The sun was beating down on the apartment on a Sunday afternoon. It made the sofa scorching hot and my glass of water sickly tepid. I wasn't doing much, just lying on that sofa, feeling just as tepid about life as that glass of water.
Too much conflict in the head. Too many regrets in life. Too many words left unsaid.
I learnt about regret in Cognitive Psychology; it's called counterfactual thinking. The words 'counterfactual thinking' is almost self-explanatory - it is thoughts which counter facts (duh) - about things which did not happen, but yet we wished had happened.
With counterfactual thinking, we'd consider the possibility that there were other paths we could have gone down had we done something differently. Maybe we could have rephrased something we said or taken ten seconds less to tie our shoelace as we were leaving to catch a train.

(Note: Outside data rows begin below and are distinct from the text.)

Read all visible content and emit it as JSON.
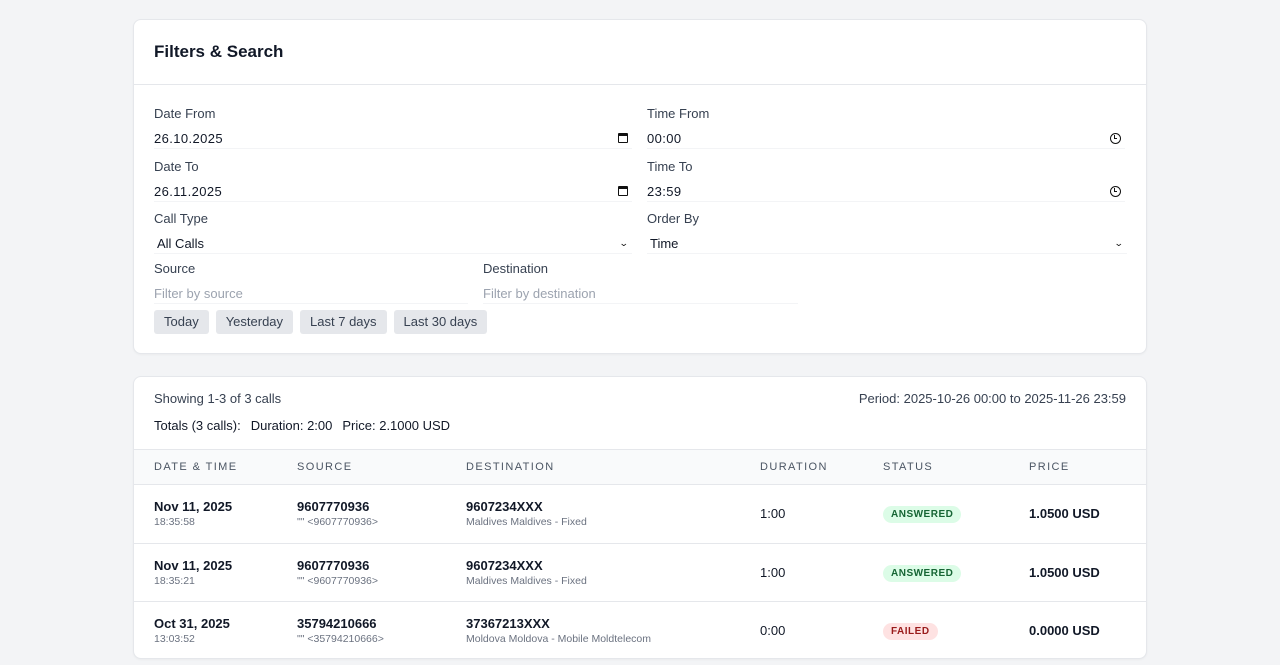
{
  "filters": {
    "title": "Filters & Search",
    "date_from": {
      "label": "Date From",
      "value": "26.10.2025"
    },
    "time_from": {
      "label": "Time From",
      "value": "00:00"
    },
    "date_to": {
      "label": "Date To",
      "value": "26.11.2025"
    },
    "time_to": {
      "label": "Time To",
      "value": "23:59"
    },
    "call_type": {
      "label": "Call Type",
      "value": "All Calls"
    },
    "order_by": {
      "label": "Order By",
      "value": "Time"
    },
    "source": {
      "label": "Source",
      "placeholder": "Filter by source"
    },
    "destination": {
      "label": "Destination",
      "placeholder": "Filter by destination"
    },
    "quick_buttons": [
      "Today",
      "Yesterday",
      "Last 7 days",
      "Last 30 days"
    ]
  },
  "results": {
    "showing": "Showing 1-3 of 3 calls",
    "period": "Period: 2025-10-26 00:00 to 2025-11-26 23:59",
    "totals_label": "Totals (3 calls):",
    "totals_duration": "Duration: 2:00",
    "totals_price": "Price: 2.1000 USD",
    "columns": [
      "Date & Time",
      "Source",
      "Destination",
      "Duration",
      "Status",
      "Price"
    ],
    "rows": [
      {
        "date": "Nov 11, 2025",
        "time": "18:35:58",
        "source": "9607770936",
        "source_sub": "\"\" <9607770936>",
        "dest": "9607234XXX",
        "dest_sub": "Maldives Maldives - Fixed",
        "duration": "1:00",
        "status": "ANSWERED",
        "price": "1.0500 USD"
      },
      {
        "date": "Nov 11, 2025",
        "time": "18:35:21",
        "source": "9607770936",
        "source_sub": "\"\" <9607770936>",
        "dest": "9607234XXX",
        "dest_sub": "Maldives Maldives - Fixed",
        "duration": "1:00",
        "status": "ANSWERED",
        "price": "1.0500 USD"
      },
      {
        "date": "Oct 31, 2025",
        "time": "13:03:52",
        "source": "35794210666",
        "source_sub": "\"\" <35794210666>",
        "dest": "37367213XXX",
        "dest_sub": "Moldova Moldova - Mobile Moldtelecom",
        "duration": "0:00",
        "status": "FAILED",
        "price": "0.0000 USD"
      }
    ]
  },
  "colors": {
    "background": "#f3f4f6",
    "answered_bg": "#dcfce7",
    "answered_text": "#166534",
    "failed_bg": "#fee2e2",
    "failed_text": "#991b1b"
  }
}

Maybe...maybe...maybe...
Obviously, and unfortunately, you only consider all this in hindsight, so by then it would have been too late to have done anything.
Yeah...maybe you shouldn't have bothered to tie your shoelaces this morning...
...or said those words you said. Maybe you should have chosen to say something else or not say anything at all.
Feeling a little silly now, aren't we, spending so much time thinking about things which haven't happened. But yet we still play this stupid game with ourselves and by ourselves. We wish we could forget but it plays around and around in our heads like a broken tape recorder with OCD tendencies.
Before you know it, the sun had gone down and you're left on a couch which, by now, has braved enough heat to stay warm for the rest of the night. Too bad that's the only comfort you have as you're left with the hangover of a whirring, worried head..
The water is still tepid; you feel like shit; I will keep playing that broken tape recorder.